# Blade Rant



## Simpleprestige (Apr 20, 2007)

Ok, I know I'm not too active here anymore, but I decided that after 2.5 years of mowing, it was time to get some new blades. Once you get 70hours on a set of blades it is probably time to get a new set. I went to my Simplicity dealer and lo and behold: $97!!!!!!!!

HOLY CRAP!

I spent two weeks trying to find a generic blade that would fit with the same bolt pattern and yada yada yada. I could find Oregon blades that said they would fit, but the center hole was a different size(had 3/4", needed 1"). I ended up biting the bullet and buying from Simplicity. I got the blades and they had a adapter so that the 3/4" ones would fit. I then bashed myself in the head a few times, put them on, and mowed the lawn once. It hasn't rained in almost a month.

Ok, Rant over. Hey Hydrogaurdian, you still work at the Simple dealer?? How come the blades are so unreasonable and why did they change the size of the holes?


----------



## MFreund (May 2, 2008)

I had the same stocker shock for my 72" Deere deck. I got lucky and bought Oregon Gator blades from a Deere dealer on eBay.


----------



## Live Oak (Dec 22, 2003)

Agri-Supply has some great prices on blades. Have you tried checking with them. I keep 3 or 4 sets of blades so I can resharpen them with a hand file and have them ready when I need them. 

Unless the blades get seriously damaged you can continue to use them for serveral 100 hours if you keep them sharp and balanced. 

http://www.agrisupply.com/simplicity/c/6000116/c2c/sc/


----------



## Simpleprestige (Apr 20, 2007)

They had them, just with the wrong size center hole and I had no idea that they now made them different... I probably could have kept using the blades, had I not hit a rock. The wings were broken off of every single blade and the ends of the blades tapered down to about 1/4". It was still cutting alright though beleive it or not.


----------



## MFreund (May 2, 2008)

Sounds like you got all the good out of them!! How long were they on the deck(yrs or hrs).


----------



## Simpleprestige (Apr 20, 2007)

70hrs, 2.5 years. Same blades that came on it when I bought it in April of 07. I don't exactly have the best yard in the world, which results in many stones and roots and dog toys that I try to avoid, but can't always. 

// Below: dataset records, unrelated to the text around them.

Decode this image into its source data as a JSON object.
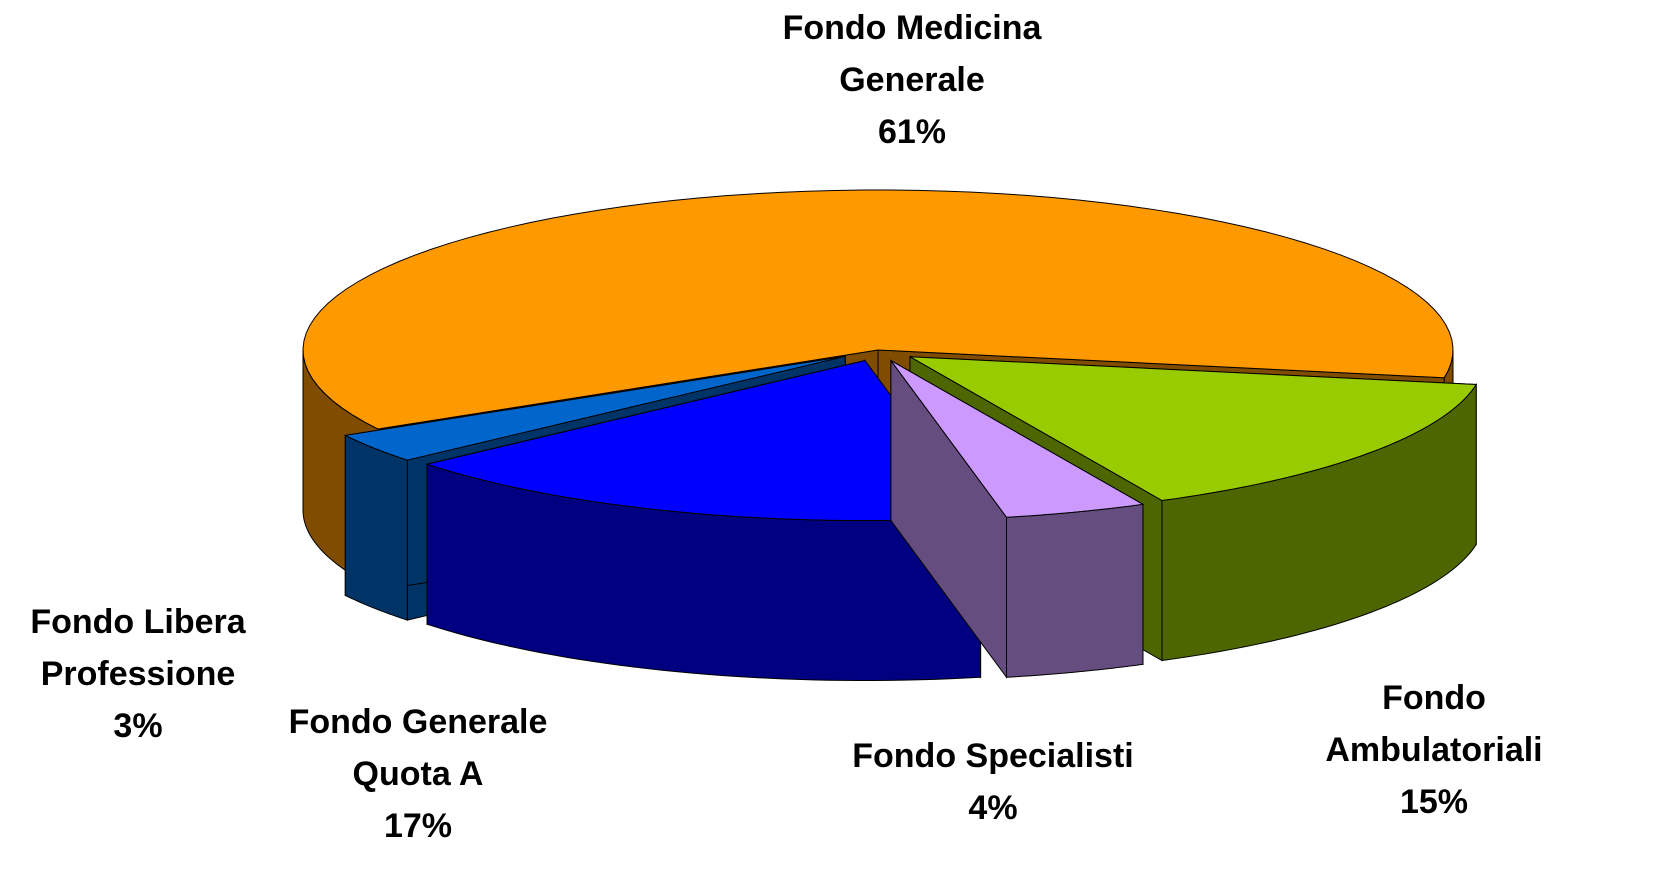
{
  "chart_data": {
    "type": "pie3d",
    "categories": [
      "Fondo Ambulatoriali",
      "Fondo Specialisti",
      "Fondo Generale Quota A",
      "Fondo Libera Professione",
      "Fondo Medicina Generale"
    ],
    "values": [
      15,
      4,
      17,
      3,
      61
    ],
    "value_labels": [
      "15%",
      "4%",
      "17%",
      "3%",
      "61%"
    ],
    "colors": [
      "#99cc00",
      "#cc99ff",
      "#0000ff",
      "#0066cc",
      "#ff9900"
    ]
  }
}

I don't know if anyone else has figured this out, but the deck on this thing is so heavy that the full width rollers work great for pushing down mole hills!


----------



## Eddie 70 (Mar 23, 2009)

> _Originally posted by TF Admin _
> *Agri-Supply has some great prices on blades. Have you tried checking with them. I keep 3 or 4 sets of blades so I can resharpen them with a hand file and have them ready when I need them.
> 
> Unless the blades get seriously damaged you can continue to use them for serveral 100 hours if you keep them sharp and balanced.
> ...


Thanks for the link. I checked the prices and those seem to be pretty good compared to what has been mentioned above. Anyone bought from them and know what a set of blades costs to ship? I have an 18HP and 50" cut. It is a 3 blader. I have not measured but thought it might not be a bad idea if I had another set of blades ready when it comes time. Anyone have any idea what size blades are needed for a 50" deck? I have not measured the stockers yet and just thought I would ask.


----------